Similarly, the bills call for empowering a federal panel to set Medicare rates free of pressure from providers, and for programs to test payment models that emphasize the quality of care instead of the quantity of treatments delivered. But these steps may not be enough to bring about the change that many experts urge -- away from a system in which we pay for every MRI or drug infusion on a case-by-case basis, and toward one in which salaried medical professionals are paid to do what it takes to keep us healthy.

Dominating the whole debate is the question of whether to include a government-run insurance plan on the exchange. Proponents say such a measure -- included in the House bill and the Senate health committee bill --would provide the uninsured with a guaranteed high-quality plan, in case insurers still try to game the rules to deny coverage or payments. They say it would also restrain the overall growth in costs. A low-priced competitor, the logic goes, would drive insurers to pressure doctors to deliver the most cost-effective care.

Providers would agree to do so to keep insurers in business and avoid being left with only a government plan. The bills call for setting the plan's rates slightly above Medicare rates, to avoid putting too much cost pressure on providers. But opponents of the public option predict that the government would set the plan's rates so low that it would drive private insurers out of business.

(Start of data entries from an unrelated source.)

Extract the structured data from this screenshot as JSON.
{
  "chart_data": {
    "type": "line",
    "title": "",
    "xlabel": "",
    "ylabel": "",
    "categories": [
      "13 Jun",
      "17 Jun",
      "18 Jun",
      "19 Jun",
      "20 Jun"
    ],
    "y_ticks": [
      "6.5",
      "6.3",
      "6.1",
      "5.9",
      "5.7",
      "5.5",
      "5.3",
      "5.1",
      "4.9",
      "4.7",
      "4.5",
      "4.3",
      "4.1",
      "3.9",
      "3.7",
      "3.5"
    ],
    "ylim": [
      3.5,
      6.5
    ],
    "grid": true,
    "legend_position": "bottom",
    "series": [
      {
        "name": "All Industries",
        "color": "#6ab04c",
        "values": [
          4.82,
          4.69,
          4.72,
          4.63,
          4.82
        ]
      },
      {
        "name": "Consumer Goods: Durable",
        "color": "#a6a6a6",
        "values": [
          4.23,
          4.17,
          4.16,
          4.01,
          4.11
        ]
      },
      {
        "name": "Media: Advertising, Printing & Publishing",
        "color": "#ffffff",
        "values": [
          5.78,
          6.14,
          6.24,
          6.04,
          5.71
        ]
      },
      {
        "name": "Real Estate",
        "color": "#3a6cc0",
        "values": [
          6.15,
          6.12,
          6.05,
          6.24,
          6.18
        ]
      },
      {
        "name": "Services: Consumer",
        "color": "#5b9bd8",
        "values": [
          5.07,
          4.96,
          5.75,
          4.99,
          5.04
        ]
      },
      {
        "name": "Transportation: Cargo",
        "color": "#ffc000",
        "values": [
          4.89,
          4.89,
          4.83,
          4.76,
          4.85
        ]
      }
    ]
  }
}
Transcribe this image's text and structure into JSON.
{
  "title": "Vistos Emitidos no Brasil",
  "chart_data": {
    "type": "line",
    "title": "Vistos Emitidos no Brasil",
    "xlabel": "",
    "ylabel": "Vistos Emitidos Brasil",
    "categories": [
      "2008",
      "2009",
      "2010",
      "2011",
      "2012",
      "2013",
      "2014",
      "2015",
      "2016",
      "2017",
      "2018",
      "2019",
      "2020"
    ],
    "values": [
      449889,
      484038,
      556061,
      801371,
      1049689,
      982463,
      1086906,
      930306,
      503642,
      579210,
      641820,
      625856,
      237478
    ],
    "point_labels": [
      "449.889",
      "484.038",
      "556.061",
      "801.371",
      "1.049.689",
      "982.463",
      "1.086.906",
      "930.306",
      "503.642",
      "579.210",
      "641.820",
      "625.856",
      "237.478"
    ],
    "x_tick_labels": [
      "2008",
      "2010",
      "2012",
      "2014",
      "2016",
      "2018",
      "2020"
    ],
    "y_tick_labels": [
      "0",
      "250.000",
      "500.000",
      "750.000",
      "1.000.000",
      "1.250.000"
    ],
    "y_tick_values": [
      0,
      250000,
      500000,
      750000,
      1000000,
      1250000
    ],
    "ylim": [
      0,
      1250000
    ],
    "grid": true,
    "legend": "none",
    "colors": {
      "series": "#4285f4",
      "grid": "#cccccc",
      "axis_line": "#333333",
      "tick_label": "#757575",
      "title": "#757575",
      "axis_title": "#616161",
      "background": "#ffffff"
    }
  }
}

The public option may not make it into the final bill. To get Republican votes, the Senate Finance Committee's bill is likely to include member-owned cooperatives instead, though critics say that would lack competitive clout.

Even some liberal reformers are not sure the public plan is worth staking everything on, considering that it may serve relatively few at the outset. It may be enough, they say, to fight for strong regulations on the exchange and subsidies big enough for families to afford to buy coverage.

These are the main features of what Congress will take up come September. The two Senate bills must be merged into one, followed by votes in each chamber and a conference committee to reconcile the House and Senate bills, and then a vote on the final product.

It's your health care. Don't let anyone tell you that it's somehow beyond your grasp.